New malls and mixed-use developments have sprung up as Mayor Dai Xianglong, a former governor of China’s central bank, bids to change common perceptions of Tianjin as merely a port city and a satellite of Beijing.
He has touted the city as a test bed for some of China’s boldest financial initiatives. Tianjin is the pilot city for a scheme that will allow mainlanders to invest in Hong Kong stocks while the Tianjin Binhai New Area, a special economic zone, is to become a breeding ground for domestic venture capital funds.
“Almost every week, when I talk to my guys, they are meeting with developers or international funds,” said Lee.
Way out west
Beyond Tianjin, government efforts are focused on cutting the wealth gap between eastern coastal cities and their western brethren. For several years now, tax incentives and infrastructure investments have been dangled in front of companies to try and lure them into China’s interior.
As a result, there are more employment opportunities in these second-tier cities and salaries are going up. This is what property developers want to hear – higher incomes translate into higher demand for luxury homes.
In Chengdu, the proportion of new graduates who stay and look for work locally rather than try their luck out east is higher than in any other Chinese city.
Per capita income has grown up to 50% in the last five years, even if it is still half of what it is in the first-tier cities.
But even with this growth, commercial real estate remains a complex business. Simply putting up a few stores does not make a mall. Therefore, developers are building mixed-used complexes that both offer a better residential living experience and allow for multiple revenue streams.
Multinational companies experienced at dealing with these “complete package” products are rushing to get on board.
Simon Property, the largest real estate group in the US, entered China in 2005. It is working with Shenzhen International Trust & Investment and Morgan Stanley Real Estate Fund to build 12 shopping malls. Besides Shanghai, the company plans to invest in Nanjing, Hangzhou and Suzhou. The investment arm of Macquarie has sunk US$500 million into malls operated by Dalian-based developer Wanda. CapitaLand also plans to double its China assets by adding 35 malls to its portfolio, according to JLL.
Safe as houses
This international interest is tied to the fact that second-tier cities are a much safer bet than they once were. These locations are not new targets – investment in coastal cities grew 23% last year compared to 38% in central and western China – but they are more mature ones.
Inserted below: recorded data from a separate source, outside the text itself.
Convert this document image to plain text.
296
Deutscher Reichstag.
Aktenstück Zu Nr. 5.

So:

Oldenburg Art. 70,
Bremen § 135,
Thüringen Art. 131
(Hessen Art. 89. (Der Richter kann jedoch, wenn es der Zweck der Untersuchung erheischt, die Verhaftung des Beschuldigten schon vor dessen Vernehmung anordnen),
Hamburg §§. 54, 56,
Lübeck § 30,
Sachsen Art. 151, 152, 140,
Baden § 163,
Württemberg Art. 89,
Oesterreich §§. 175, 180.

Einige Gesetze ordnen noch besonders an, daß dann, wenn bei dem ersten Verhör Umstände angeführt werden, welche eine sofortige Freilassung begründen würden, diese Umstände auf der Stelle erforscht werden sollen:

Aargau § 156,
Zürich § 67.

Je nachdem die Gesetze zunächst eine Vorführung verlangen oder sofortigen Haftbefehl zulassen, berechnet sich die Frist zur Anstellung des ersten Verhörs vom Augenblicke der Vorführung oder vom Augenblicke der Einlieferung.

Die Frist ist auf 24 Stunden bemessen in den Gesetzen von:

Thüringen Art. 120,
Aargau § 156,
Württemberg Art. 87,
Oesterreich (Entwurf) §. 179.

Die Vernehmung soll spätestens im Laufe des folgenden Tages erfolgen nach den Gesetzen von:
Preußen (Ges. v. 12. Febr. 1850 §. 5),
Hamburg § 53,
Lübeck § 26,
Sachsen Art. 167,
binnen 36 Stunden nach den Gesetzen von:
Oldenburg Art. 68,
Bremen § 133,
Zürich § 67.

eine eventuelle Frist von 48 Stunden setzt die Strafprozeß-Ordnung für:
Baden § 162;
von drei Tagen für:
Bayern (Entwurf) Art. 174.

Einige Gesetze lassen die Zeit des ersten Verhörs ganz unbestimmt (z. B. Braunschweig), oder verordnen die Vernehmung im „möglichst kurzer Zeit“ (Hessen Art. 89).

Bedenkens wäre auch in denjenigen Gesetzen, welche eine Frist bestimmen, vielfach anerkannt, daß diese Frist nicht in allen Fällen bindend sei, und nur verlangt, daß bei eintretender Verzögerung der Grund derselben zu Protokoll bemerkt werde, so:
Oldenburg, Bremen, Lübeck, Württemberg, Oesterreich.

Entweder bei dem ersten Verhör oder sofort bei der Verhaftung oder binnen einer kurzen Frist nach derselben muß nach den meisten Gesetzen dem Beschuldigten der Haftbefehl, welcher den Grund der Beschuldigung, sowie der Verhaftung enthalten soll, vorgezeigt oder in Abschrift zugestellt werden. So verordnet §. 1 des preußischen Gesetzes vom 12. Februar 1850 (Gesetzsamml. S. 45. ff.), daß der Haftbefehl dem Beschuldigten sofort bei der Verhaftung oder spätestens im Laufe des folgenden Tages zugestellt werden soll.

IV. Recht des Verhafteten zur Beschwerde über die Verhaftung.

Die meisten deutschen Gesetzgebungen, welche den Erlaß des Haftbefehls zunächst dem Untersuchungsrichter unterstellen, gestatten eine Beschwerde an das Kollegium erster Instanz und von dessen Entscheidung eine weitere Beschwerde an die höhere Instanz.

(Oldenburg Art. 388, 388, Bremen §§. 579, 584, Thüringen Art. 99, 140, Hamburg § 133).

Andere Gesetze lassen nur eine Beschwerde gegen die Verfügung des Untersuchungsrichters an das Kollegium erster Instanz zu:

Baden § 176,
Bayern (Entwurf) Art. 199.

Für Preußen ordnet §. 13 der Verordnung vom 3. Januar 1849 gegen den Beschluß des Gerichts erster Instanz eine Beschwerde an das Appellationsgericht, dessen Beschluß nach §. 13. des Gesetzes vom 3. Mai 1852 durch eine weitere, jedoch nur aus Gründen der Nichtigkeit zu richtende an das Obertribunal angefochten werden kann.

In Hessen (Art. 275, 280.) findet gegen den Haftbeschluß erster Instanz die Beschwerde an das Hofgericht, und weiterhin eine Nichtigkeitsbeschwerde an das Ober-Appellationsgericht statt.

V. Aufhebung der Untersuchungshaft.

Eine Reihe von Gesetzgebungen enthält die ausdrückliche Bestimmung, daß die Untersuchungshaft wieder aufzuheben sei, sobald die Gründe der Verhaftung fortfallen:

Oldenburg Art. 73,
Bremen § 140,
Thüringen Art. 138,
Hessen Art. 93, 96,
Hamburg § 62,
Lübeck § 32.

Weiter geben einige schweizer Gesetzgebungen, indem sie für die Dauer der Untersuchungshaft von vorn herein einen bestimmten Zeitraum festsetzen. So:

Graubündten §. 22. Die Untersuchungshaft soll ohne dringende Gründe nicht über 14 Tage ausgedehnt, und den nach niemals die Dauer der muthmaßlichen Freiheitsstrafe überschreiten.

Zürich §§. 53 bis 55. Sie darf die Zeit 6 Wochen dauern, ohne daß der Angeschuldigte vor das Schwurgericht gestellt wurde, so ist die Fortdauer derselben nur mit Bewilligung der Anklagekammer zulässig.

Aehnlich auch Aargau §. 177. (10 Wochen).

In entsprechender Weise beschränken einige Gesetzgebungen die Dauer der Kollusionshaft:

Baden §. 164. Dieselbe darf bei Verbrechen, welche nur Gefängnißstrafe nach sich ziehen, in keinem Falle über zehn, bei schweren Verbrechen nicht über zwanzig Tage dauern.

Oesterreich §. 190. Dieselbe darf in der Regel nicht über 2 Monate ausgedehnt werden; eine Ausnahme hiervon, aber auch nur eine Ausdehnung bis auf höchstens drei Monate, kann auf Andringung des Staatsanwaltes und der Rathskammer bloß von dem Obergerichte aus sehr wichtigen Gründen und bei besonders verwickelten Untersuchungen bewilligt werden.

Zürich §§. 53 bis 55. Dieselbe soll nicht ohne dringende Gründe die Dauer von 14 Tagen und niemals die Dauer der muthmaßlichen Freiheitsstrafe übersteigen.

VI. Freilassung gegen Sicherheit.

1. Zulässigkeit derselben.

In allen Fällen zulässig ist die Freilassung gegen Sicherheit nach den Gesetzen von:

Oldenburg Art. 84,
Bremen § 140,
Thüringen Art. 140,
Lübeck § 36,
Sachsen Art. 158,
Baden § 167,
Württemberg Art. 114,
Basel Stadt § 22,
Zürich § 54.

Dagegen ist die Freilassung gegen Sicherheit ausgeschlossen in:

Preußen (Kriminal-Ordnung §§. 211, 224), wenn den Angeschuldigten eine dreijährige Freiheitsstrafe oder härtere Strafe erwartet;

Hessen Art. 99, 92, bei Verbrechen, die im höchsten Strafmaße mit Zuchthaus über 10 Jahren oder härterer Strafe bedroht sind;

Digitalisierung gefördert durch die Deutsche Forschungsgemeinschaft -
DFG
It is not just about rising per capita incomes. Many of these cities are shifting their development strategies in order to match theory more closely to reality and forward-looking property developers like SPG are looking to capitalize on this.
Of the half a dozen projects SPG has underway, Tse is most excited about Huangshan and Kunming. The Huangshan development will feature resort-style residences, which will be marketed as second homes to the east coast rich set. In Kunming, the prospects could be even brighter. SPG acquired some 600,000 square meters of land at negligible cost, which means prices only have to be a fraction of Shanghai or Beijing levels for the company to reap big profits.
“We expect a quite safe and profitable return for this project,” is Tse’s typically understated assessment. His words may lack superlatives, but they may turn out to be music to investors’ ears.